The GOP Tax Plan Includes One Really Good Idea

Travis Waldron
The House GOP tax reform plan proposes eliminating a provision that has encouraged state and local governments to put billions of dollars in public tax money toward new sports stadiums. (John Sleezer/Kansas City Star via Getty Images)

WASHINGTON ― For three decades, wealthy sports owners have benefited from an obscure provision in federal tax law that has encouraged state and local governments to put billions of dollars in public tax money toward the construction of lavish new sports stadiums.

But if House Republicans get their way, that will no longer be the case.

The House GOP tax reform plan unveiled Thursday proposes eliminating the provision, which provides a federal tax exemption on the bonds states and municipalities use to finance sports stadium construction.

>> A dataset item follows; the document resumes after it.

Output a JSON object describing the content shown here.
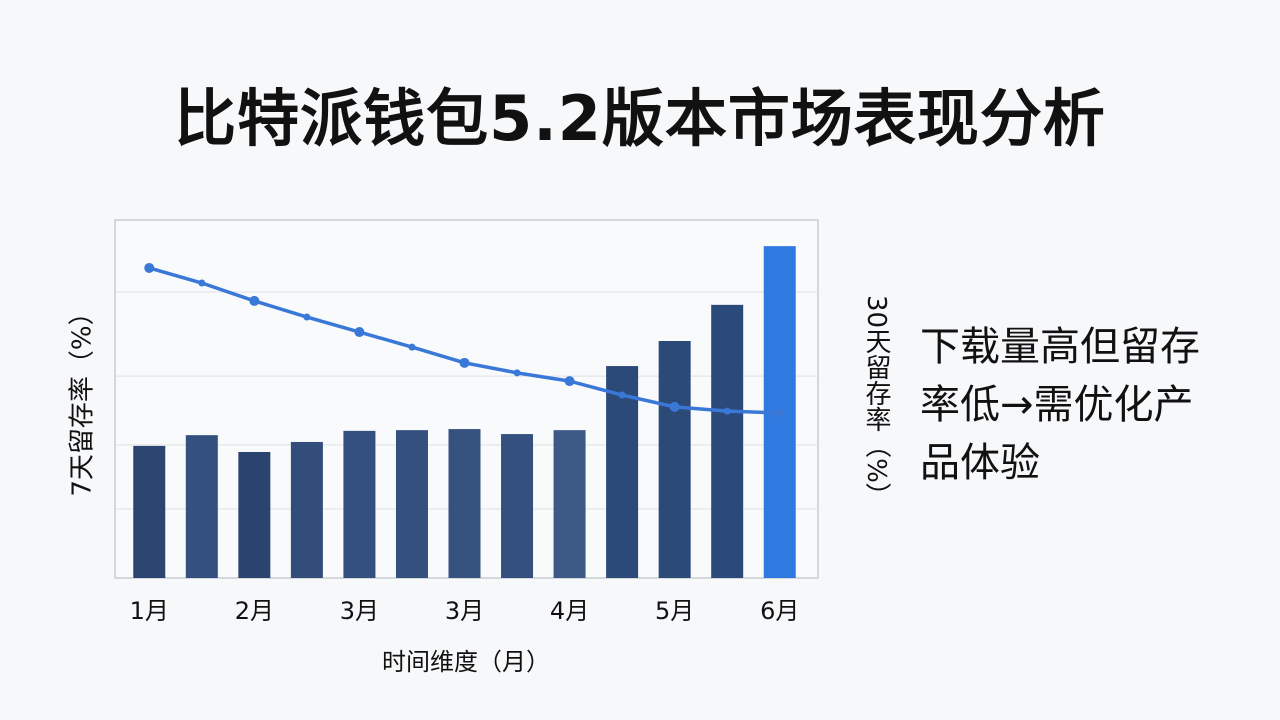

The exemption, through discounted interest rates on the bonds, has put federal taxpayers on the hook for financing new stadiums across the country, costing them nearly $4 billion since 2000, according to a 2012 Bloomberg analysis.

Under the House GOP plan, the interest on bonds that finance the construction or renovation of any stadium used for “professional sports exhibitions, games or training” at least five days a year would be subject to federal taxes.

Unlike most of the other aspects of the House GOP’s tax plan, the elimination of the stadium provision likely has bipartisan support. Republican tax leaders have included its elimination in past proposals, and former President Barack Obama sought to ax the same subsidy in each of his final two budgets.

The tax exemption is a product of the last major reform effort ― the 1986 Tax Reform Act, whose authors thought it would create a disincentive for states and cities when it came to throwing public money at sports stadiums. The idea was that debt requirements tied to the bonds would keep states from raising taxes or dipping into public coffers, but the result was almost entirely the opposite: The past 30 years have seen a boom in new stadium construction, with nearly every facility receiving some form of tax subsidy from cities attracted to the idea of cheap bond investment. 

It is common practice for the federal government to provide tax exemptions on state and local bonds that finance public purpose projects. But so-called private activity bonds, like those used to finance stadiums, are supposed to meet certain criteria outlined in the 1986 reform plan to get the same treatment. For stadiums specifically, no more than 10 percent of their debt can be repaid with revenues created inside the facility, and no more than 10 percent of an arena’s or stadium’s use can be for private business purposes.

Stadiums rarely meet those criteria, but in part because teams have manipulated revenue figures, they have continued to receive tax-exempt bonds anyway ― a practice that has amounted to a direct handout to wealthy sports owners who are the primary beneficiaries of the facilities. New stadiums and arenas, for instance, have helped double the average value of professional sports franchises across the four major American sports leagues over the past two decades, according to Bloomberg.

Eliminating the exemption won’t put an end to the public financing of sports stadiums, as state and local governments could still fund them with tax money. In theory, however, repealing the exemption would increase the cost of financing stadiums for states and municipalities, perhaps limiting how much they are willing to give them.

It would also remove federal taxpayers from the equation, as the U.S. government would no longer be involved in subsidizing stadium construction.

The savings from eliminating the provision are relatively meager ― an estimated $200 million over the next decade, according to Congress’ Joint Committee on Taxation. In an analysis of Obama’s budget proposals, the Treasury previously estimated that repealing the exemption would save $542 million.

But economists and tax experts have long called for eliminating the exemption under the argument that it unnecessarily puts public money behind projects that have little public benefit. Most economic studies have found that the costs of stadiums almost always exceed the benefits they provide to taxpayers or local communities.

“Perfect,” Dennis Zimmerman, a former Congressional Research Service economist who recommended the exemption’s repeal in 1996, said when Obama first proposed nixing it in 2015. “You couldn’t do it any better if you believe like I do that we should not finance these things with tax-exempt debt.”

Owners and their leagues, however, may not see it that way. Federal records show that Major League Baseball, for instance, has spent nearly $1 million lobbying Congress this year, including on “issues related to tax reform” and “issues related to stadium construction.” The NFL, meanwhile, has spent nearly $600,000 total lobbying Congress, with tax reform-related issues a part of its focus as well.

Neither league immediately responded to requests for comment about their position on the stadium provision or whether their tax-related lobbying had concerned that specific proposal. Lobbying records show that neither the National Basketball Association nor the National Hockey League have lobbied Congress on tax-related issues this year.